Solar Roof Vs. Solar Panels: Final Analysis
So here is a snapshot of Tesla’s solar roof in comparison with their solar panels.
|Solar Roof||Much more expensive if you do not need a new roof, comparable but still more expensive if you do||Less efficient than traditional solar panels||No track record, though it has the highest ratings as a roof|
|Solar Panels||Less expensive than the solar roof||More efficient at producing energy||Solar panels last longer than 20 years|
In terms of the personal value of solar roof versus solar panels, it simply depends on what you want. If you do not mind that a solar roof costs more and you are fine with their level of efficiency and the promise of the warranties covering the product, then you are probably the type of buyer who places a high value on aesthetics and bragging rights.
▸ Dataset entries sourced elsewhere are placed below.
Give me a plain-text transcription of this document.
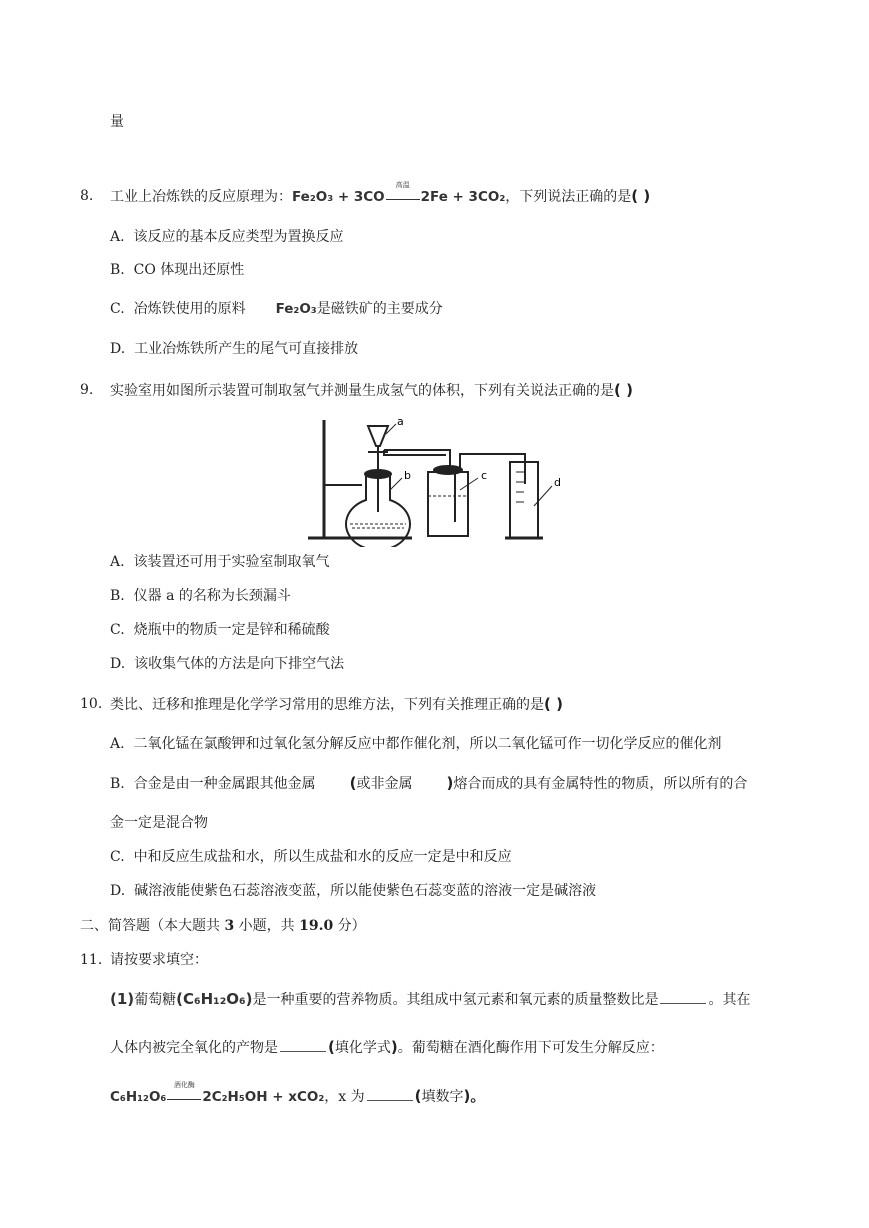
量
8. 工业上冶炼铁的反应原理为：Fe₂O₃ + 3CO
高温
2Fe + 3CO₂，下列说法正确的是( )
A. 该反应的基本反应类型为置换反应
B. CO 体现出还原性
C. 冶炼铁使用的原料 Fe₂O₃是磁铁矿的主要成分
D. 工业冶炼铁所产生的尾气可直接排放
9. 实验室用如图所示装置可制取氢气并测量生成氢气的体积，下列有关说法正确的是( )
a
b	c
d
A. 该装置还可用于实验室制取氧气
B. 仪器 a 的名称为长颈漏斗
C. 烧瓶中的物质一定是锌和稀硫酸
D. 该收集气体的方法是向下排空气法
10. 类比、迁移和推理是化学学习常用的思维方法，下列有关推理正确的是( )
A. 二氧化锰在氯酸钾和过氧化氢分解反应中都作催化剂，所以二氧化锰可作一切化学反应的催化剂
B. 合金是由一种金属跟其他金属 (或非金属 )熔合而成的具有金属特性的物质，所以所有的合
金一定是混合物
C. 中和反应生成盐和水，所以生成盐和水的反应一定是中和反应
D. 碱溶液能使紫色石蕊溶液变蓝，所以能使紫色石蕊变蓝的溶液一定是碱溶液
二、简答题（本大题共 3 小题，共 19.0 分）
11. 请按要求填空：
(1)葡萄糖(C₆H₁₂O₆)是一种重要的营养物质。其组成中氢元素和氧元素的质量整数比是	。其在
人体内被完全氧化的产物是	(填化学式)。葡萄糖在酒化酶作用下可发生分解反应：
C₆H₁₂O₆
酒化酶
2C₂H₅OH + xCO₂，x 为	(填数字)。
In that case, the solar roof is an easy win. The product looks great and it is at the forefront of what may well be a paradigm shift in the building and energy industries.
But if the cost, efficiency, and durability of solar panels is good enough for you, rest assured that, even if the solar roof takes off, solar panels are not likely to disappear any time soon.
Whether you go with Tesla’s solar roof or their solar panels, the important thing here is that you are going solar. Solar energy is one of the most viable sources of clean energy and worth investing in and expanding.
That said, it may not be the right time for a solar roof product. Companies prior to Tesla have tried to get a similar kind of product going and have failed. That does not mean that a similar fate awaits Tesla, but it may mean the market for this product is not quite ripe. If you are new to solar, there is no shame in going traditional.